Robby McCullough, co-founder of Beaver Builder, joined the Jukebox Podcast to reflect on nearly 12 years of building a page builder, the arrival of AI, and what the future of WordPress workflows might look like.
A founder’s perspective
Robby describes Beaver Builder as one of the original page builders in the WordPress ecosystem. What began as a way to speed up agency work and hand editable sites to clients has matured into a product used by designers, developers, and non-technical site owners alike. Robby’s personal life has been busy too — a new baby and a house move — yet the company keeps humming along.
Taking AI slowly
Beaver Builder didn’t rush to add superficial ‘AI features’ when everyone was slapping on GPT-based helpers. Robby says they were glad to wait. Early integrations often felt like token features — generate a heading, tweak copy — but recent advances have produced more capable, agentic tools that can write code and meaningfully assist in building experiences.
Because the new generation of models is more useful, Beaver Builder is experimenting seriously with AI: both to accelerate internal development and to offer new workflows inside the product. Robby stresses that their approach is cautious — prototypes first, public announcements only once features are ready — to avoid overpromising.
Two AI workflows
Robby outlines two directions they’re exploring. One is import and convert: take a static page produced by an AI or another tool, drag it into Beaver Builder, and convert it into editable modules inside the builder. The other is an in-context agent: a chat-driven assistant that works inside a page or component (for example, a pricing table) to update copy, change features, or rework design without leaving the editor.
These ideas aim to combine the speed of AI-driven creation with the durability and editability of a visual editor.
Why WordPress still matters
Robby and Nathan agree WordPress offers deep plumbing — drafts, featured images, metadata, extensibility — that AI-first static generators or single-shot builds don’t always replicate. For many use cases, WordPress remains invaluable because it’s designed for long-term maintenance, customisation, and complex needs beyond a five-page brochure site.
There’s also a learning argument: WordPress is a great platform for developers to explore backend and frontend concepts when they need to solve real problems. The danger with fully agent-driven workflows is losing that hands-on exposure to how sites are constructed.

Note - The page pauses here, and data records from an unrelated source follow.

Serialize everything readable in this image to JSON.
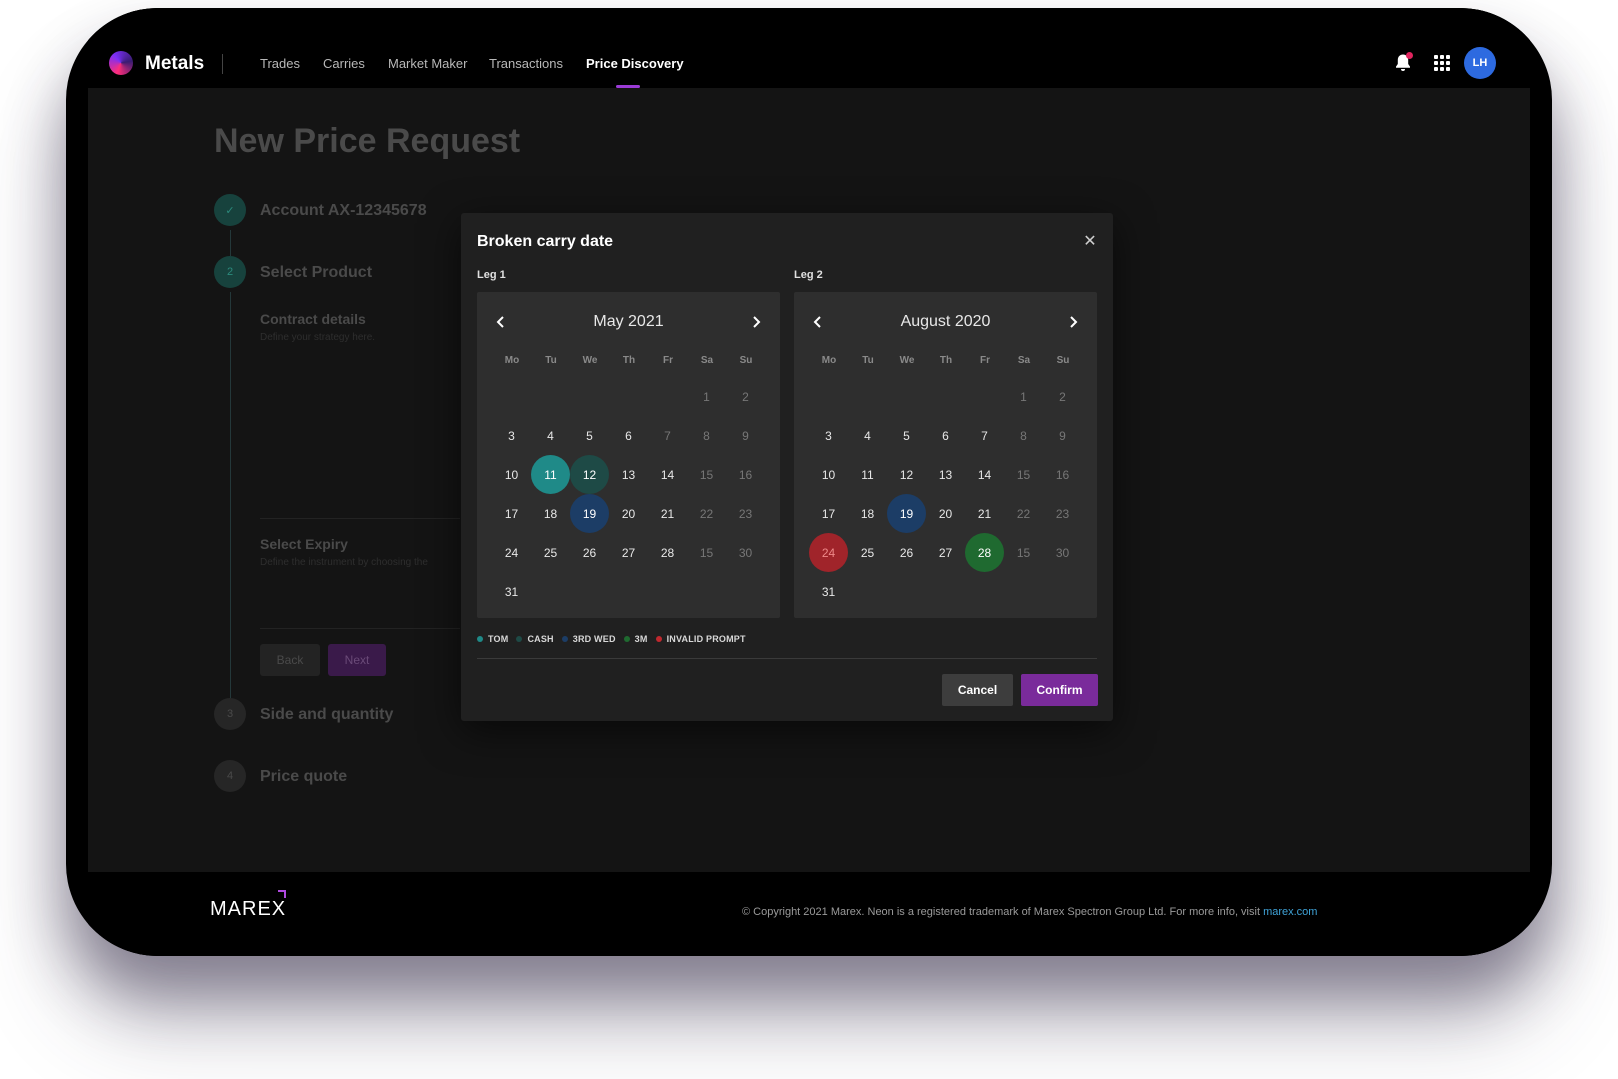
{
  "header": {
    "app_name": "Metals",
    "nav": [
      "Trades",
      "Carries",
      "Market Maker",
      "Transactions",
      "Price Discovery"
    ],
    "active_nav": "Price Discovery",
    "avatar_initials": "LH",
    "icons": {
      "notifications": "bell-icon",
      "apps": "apps-grid-icon"
    }
  },
  "page": {
    "title": "New Price Request",
    "steps": [
      {
        "number": "✓",
        "label": "Account AX-12345678",
        "state": "done"
      },
      {
        "number": "2",
        "label": "Select Product",
        "state": "active"
      },
      {
        "number": "3",
        "label": "Side and quantity",
        "state": "idle"
      },
      {
        "number": "4",
        "label": "Price quote",
        "state": "idle"
      }
    ],
    "contract_details": {
      "label": "Contract details",
      "hint": "Define your strategy here."
    },
    "select_expiry": {
      "label": "Select Expiry",
      "hint": "Define the instrument by choosing the"
    },
    "back_label": "Back",
    "next_label": "Next"
  },
  "modal": {
    "title": "Broken carry date",
    "close_icon": "close-icon",
    "legs": [
      {
        "label": "Leg 1",
        "month": "May 2021",
        "weekdays": [
          "Mo",
          "Tu",
          "We",
          "Th",
          "Fr",
          "Sa",
          "Su"
        ],
        "rows": [
          [
            "",
            "",
            "",
            "",
            "",
            "1",
            "2"
          ],
          [
            "3",
            "4",
            "5",
            "6",
            "7",
            "8",
            "9"
          ],
          [
            "10",
            "11",
            "12",
            "13",
            "14",
            "15",
            "16"
          ],
          [
            "17",
            "18",
            "19",
            "20",
            "21",
            "22",
            "23"
          ],
          [
            "24",
            "25",
            "26",
            "27",
            "28",
            "15",
            "30"
          ],
          [
            "31",
            "",
            "",
            "",
            "",
            "",
            ""
          ]
        ],
        "dim_days": [
          "7"
        ],
        "highlights": {
          "11": "tom",
          "12": "cash",
          "19": "3rd_wed"
        }
      },
      {
        "label": "Leg 2",
        "month": "August 2020",
        "weekdays": [
          "Mo",
          "Tu",
          "We",
          "Th",
          "Fr",
          "Sa",
          "Su"
        ],
        "rows": [
          [
            "",
            "",
            "",
            "",
            "",
            "1",
            "2"
          ],
          [
            "3",
            "4",
            "5",
            "6",
            "7",
            "8",
            "9"
          ],
          [
            "10",
            "11",
            "12",
            "13",
            "14",
            "15",
            "16"
          ],
          [
            "17",
            "18",
            "19",
            "20",
            "21",
            "22",
            "23"
          ],
          [
            "24",
            "25",
            "26",
            "27",
            "28",
            "15",
            "30"
          ],
          [
            "31",
            "",
            "",
            "",
            "",
            "",
            ""
          ]
        ],
        "dim_days": [],
        "highlights": {
          "19": "3rd_wed",
          "24": "invalid",
          "28": "3m"
        }
      }
    ],
    "legend": [
      {
        "key": "tom",
        "label": "TOM",
        "color": "#1f8a88"
      },
      {
        "key": "cash",
        "label": "CASH",
        "color": "#1e4a46"
      },
      {
        "key": "3rd_wed",
        "label": "3RD WED",
        "color": "#1c3d66"
      },
      {
        "key": "3m",
        "label": "3M",
        "color": "#1f6a30"
      },
      {
        "key": "invalid",
        "label": "INVALID PROMPT",
        "color": "#c0282e"
      }
    ],
    "highlight_colors": {
      "tom": "#1f8a88",
      "cash": "#1e4a46",
      "3rd_wed": "#1c3d66",
      "3m": "#1f6a30",
      "invalid": "#a0242a"
    },
    "cancel_label": "Cancel",
    "confirm_label": "Confirm"
  },
  "footer": {
    "brand": "MAREX",
    "copyright": "© Copyright 2021 Marex. Neon is a registered trademark of Marex Spectron Group Ltd. For more info, visit ",
    "link_text": "marex.com"
  }
}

The role of the page builder
Even if AI can create convincing pages from prompts, the need for an intuitive visual editing layer seems likely to persist. Robby imagines page builders pivoting more toward post-creation editing and maintenance: a place to tweak layout, swap images, adjust spacing, and make incremental updates without re-prompting an AI for every small change. In short, AI can accelerate creation, but builders will stay relevant for fine-grained control and client handoff.
Craftsmanship and nostalgia
Both guests acknowledge a bittersweet element to the shift. Robby misses some of the craftsmanship involved in designing and coding by hand, even as he enjoys the productivity gains AI grants. He likens modern iterations to using agentic tools to explore design variations quickly, and then using the visual editor or code to refine and learn.

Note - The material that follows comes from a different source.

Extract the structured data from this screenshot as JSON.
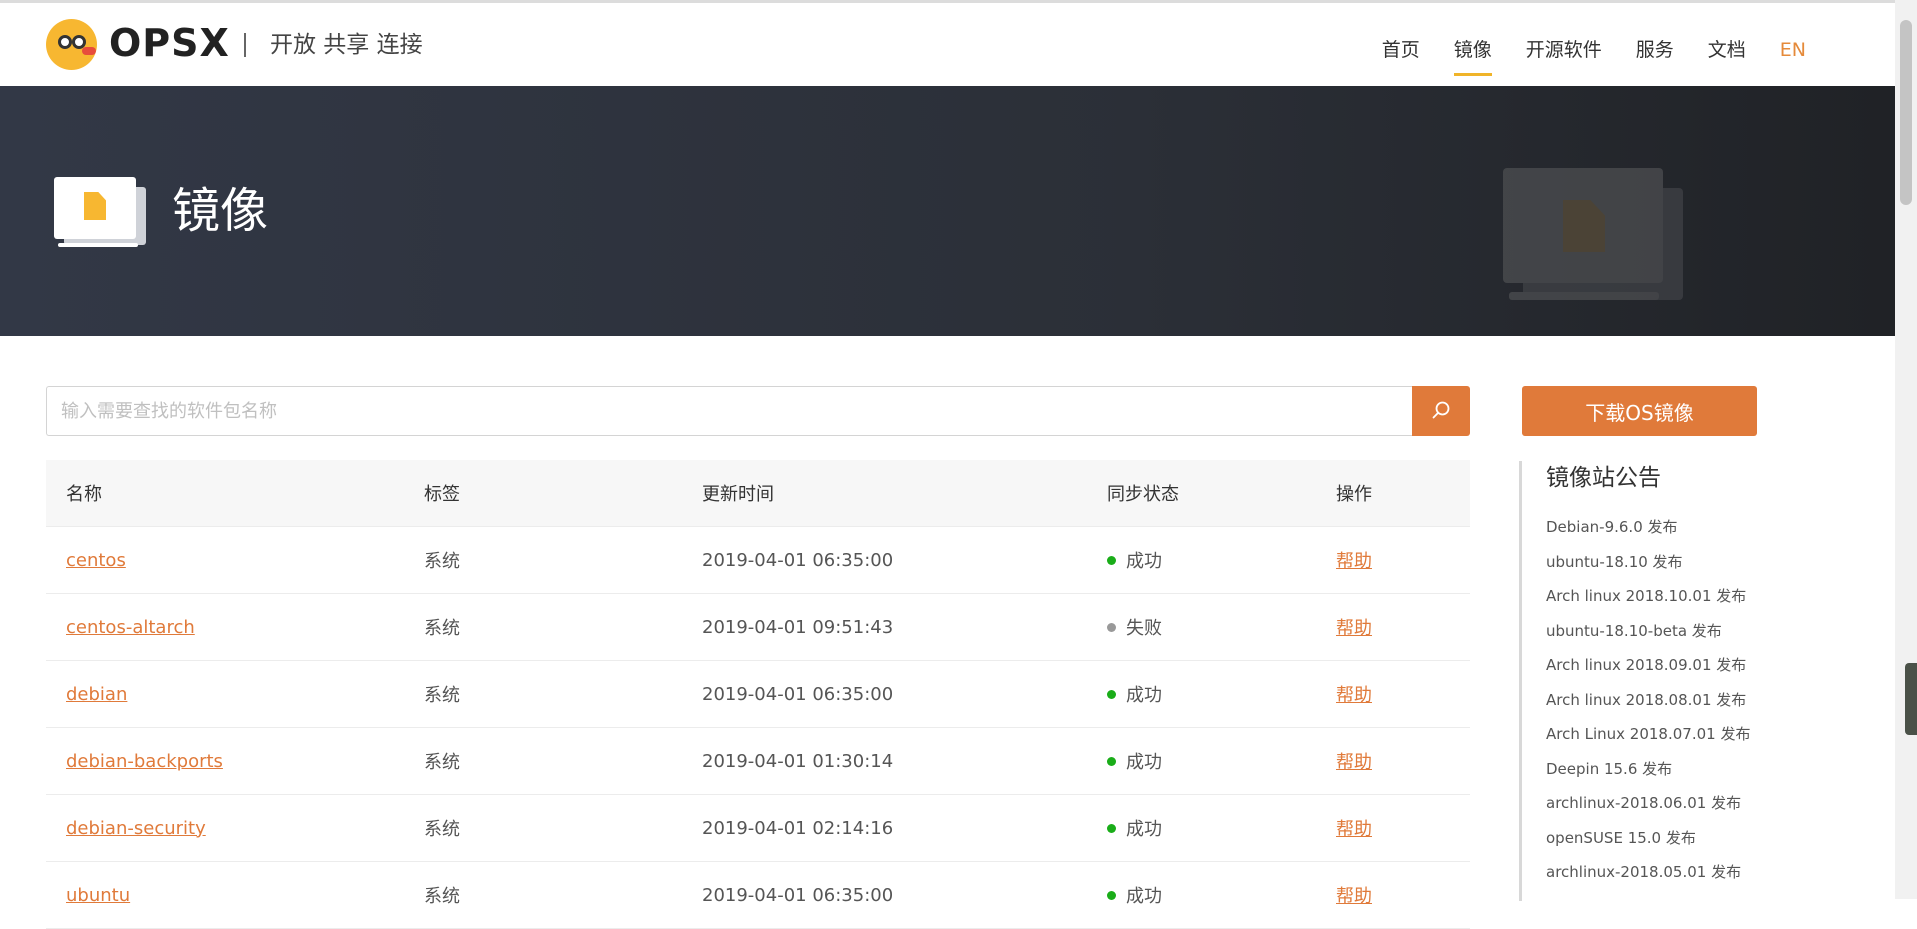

Personal notes and experiments
Robby shares smaller stories that humanise the conversation. He’s been experimenting with AI to automate tedious tasks related to his ham radio hobby, using chat tools to parse local repeater lists into CSVs for his radio. He’s also embraced dictation and chat workflows while caring for his baby, finding that speaking prompts and letting an agent do longer-running work fits his one-handed life as a new parent.

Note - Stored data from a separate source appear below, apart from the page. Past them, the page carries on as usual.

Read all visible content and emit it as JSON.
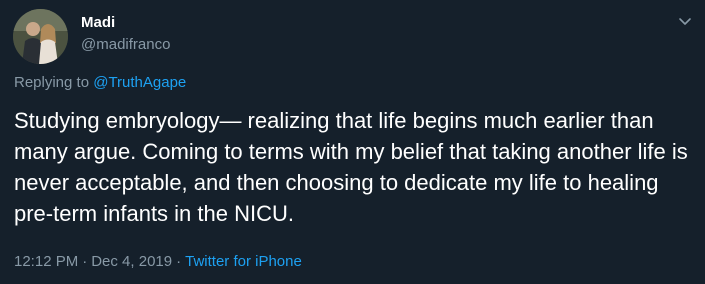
{
  "author": {
    "name": "Madi",
    "handle": "@madifranco"
  },
  "icons": {
    "avatar": "profile-photo",
    "menu": "chevron-down-icon"
  },
  "reply": {
    "prefix": "Replying to",
    "mention": "@TruthAgape"
  },
  "tweet": {
    "text": "Studying embryology— realizing that life begins much earlier than many argue. Coming to terms with my belief that taking another life is never acceptable, and then choosing to dedicate my life to healing pre-term infants in the NICU."
  },
  "meta": {
    "time": "12:12 PM",
    "date": "Dec 4, 2019",
    "separator": "·",
    "source": "Twitter for iPhone"
  },
  "colors": {
    "background": "#15202b",
    "text": "#ffffff",
    "secondary": "#8899a6",
    "link": "#1da1f2"
  }
}
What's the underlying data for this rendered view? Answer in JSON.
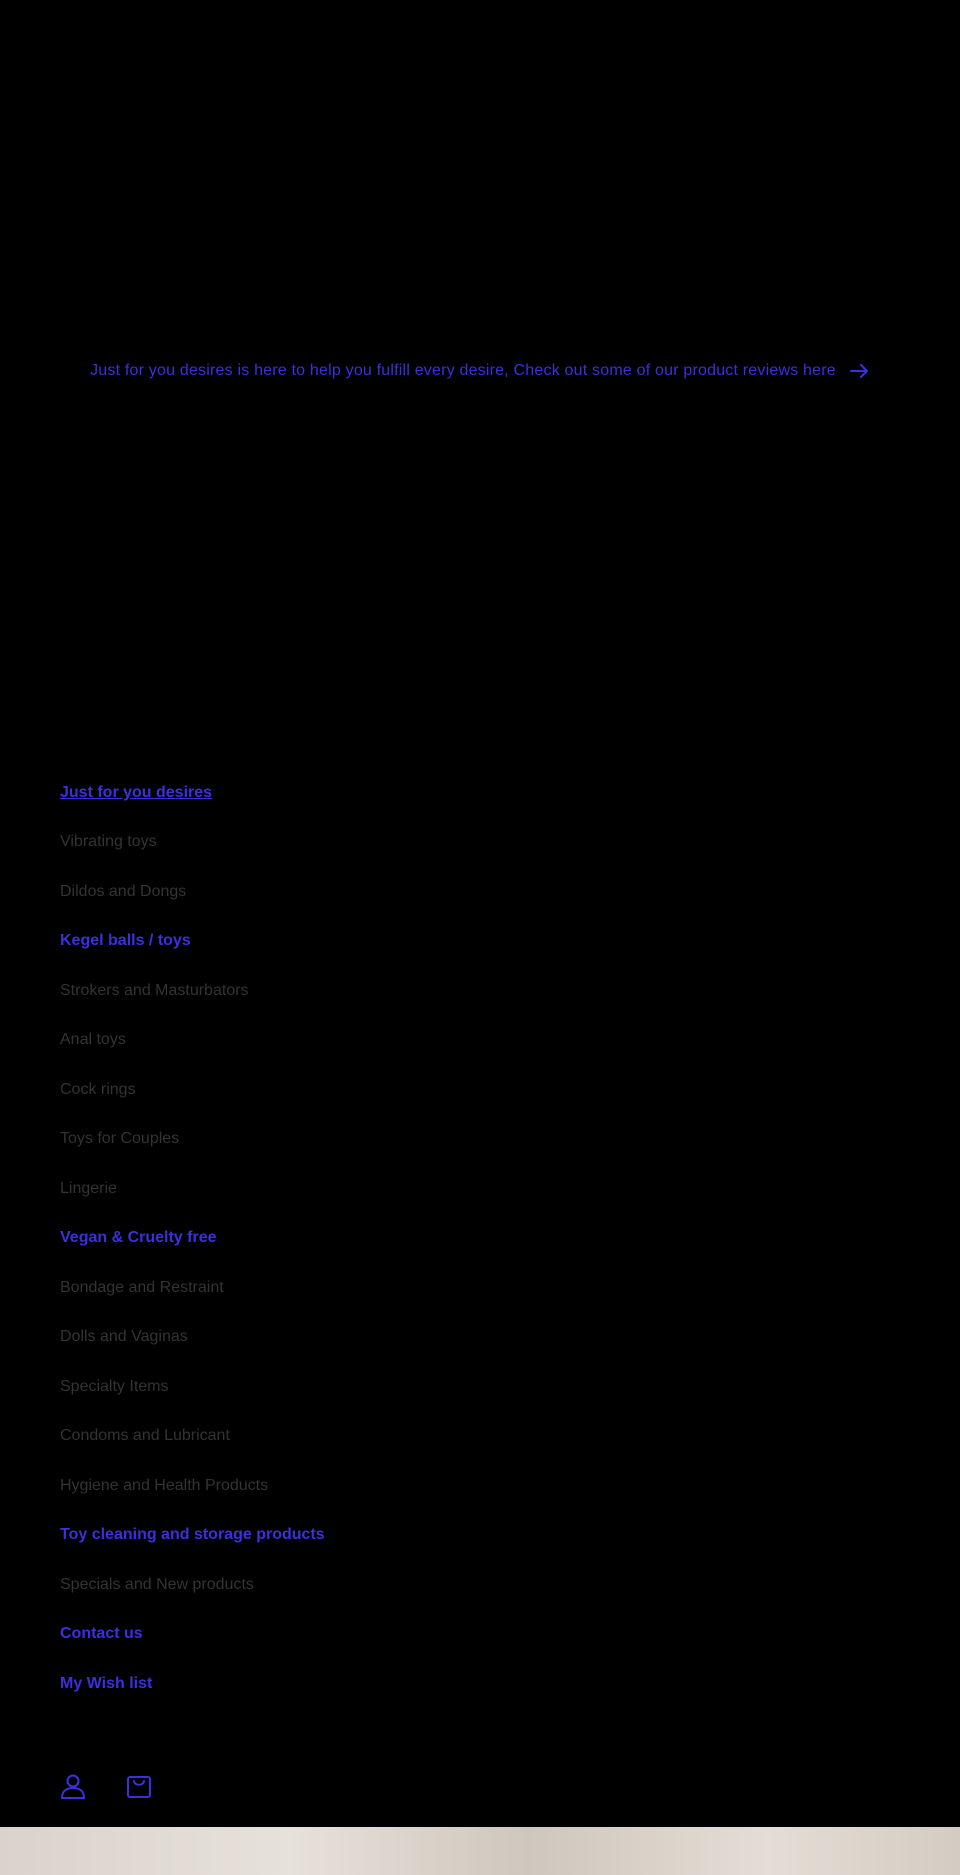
{
  "announcement": {
    "text": "Just for you desires is here to help you fulfill every desire, Check out some of our product reviews here",
    "icon": "arrow-right-icon"
  },
  "menu": {
    "items": [
      {
        "label": "Just for you desires",
        "state": "active"
      },
      {
        "label": "Vibrating toys",
        "state": "plain"
      },
      {
        "label": "Dildos and Dongs",
        "state": "plain"
      },
      {
        "label": "Kegel balls / toys",
        "state": "active"
      },
      {
        "label": "Strokers and Masturbators",
        "state": "plain"
      },
      {
        "label": "Anal toys",
        "state": "plain"
      },
      {
        "label": "Cock rings",
        "state": "plain"
      },
      {
        "label": "Toys for Couples",
        "state": "plain"
      },
      {
        "label": "Lingerie",
        "state": "plain"
      },
      {
        "label": "Vegan & Cruelty free",
        "state": "active"
      },
      {
        "label": "Bondage and Restraint",
        "state": "plain"
      },
      {
        "label": "Dolls and Vaginas",
        "state": "plain"
      },
      {
        "label": "Specialty Items",
        "state": "plain"
      },
      {
        "label": "Condoms and Lubricant",
        "state": "plain"
      },
      {
        "label": "Hygiene and Health Products",
        "state": "plain"
      },
      {
        "label": "Toy cleaning and storage products",
        "state": "active"
      },
      {
        "label": "Specials and New products",
        "state": "plain"
      },
      {
        "label": "Contact us",
        "state": "active"
      },
      {
        "label": "My Wish list",
        "state": "active"
      }
    ]
  },
  "icons": {
    "account": "account-icon",
    "cart": "cart-icon"
  },
  "colors": {
    "background": "#000000",
    "accent": "#3a30e0",
    "muted_text": "#333333"
  }
}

Concerns about human connection
A recurring theme is the social cost of automation. Agentic tools can mimic human collaboration and provide instant assistance, but Robby worries about replacing real human interactions with faux-human agents, especially for people who work alone. Nathan and Robby both hope for a renewed appetite for in-person community — WordCamps, meetups, and face-to-face conversations — as a counterbalance to increasingly screen-based work.
Business anxiety and optimism
Robby admits the industry has faced repeated existential scares — from early skepticism about visual builders to the arrival of Gutenberg — and sees AI as another inflection point rather than an immediate death knell. He’s optimistic: many WordPress sites and businesses won’t flip overnight, and there will always be niches that need extensible, maintained platforms.
Robby’s approach to AI features is pragmatic: support bring-your-own model keys, avoid locking customers into opaque, token-based systems, expose markup and CSS for developers who want to learn and tweak, and build assistant workflows that enhance rather than replace human control.
Looking ahead
The conversation ends on a hopeful note: the web will keep changing, perhaps in ways we can’t predict, but there’s value in both speed and craft. AI can make creation dramatically faster, but humans will still need tools for editing, maintenance, and meaningful collaboration. For Beaver Builder, that means blending powerful agentic workflows with an open, editable experience that preserves the advantages of WordPress.
If you follow Beaver Builder or are curious about how AI will reshape site building, the episode offers a measured view from someone who’s been in the field since page builders first emerged and is now steering through another major transition.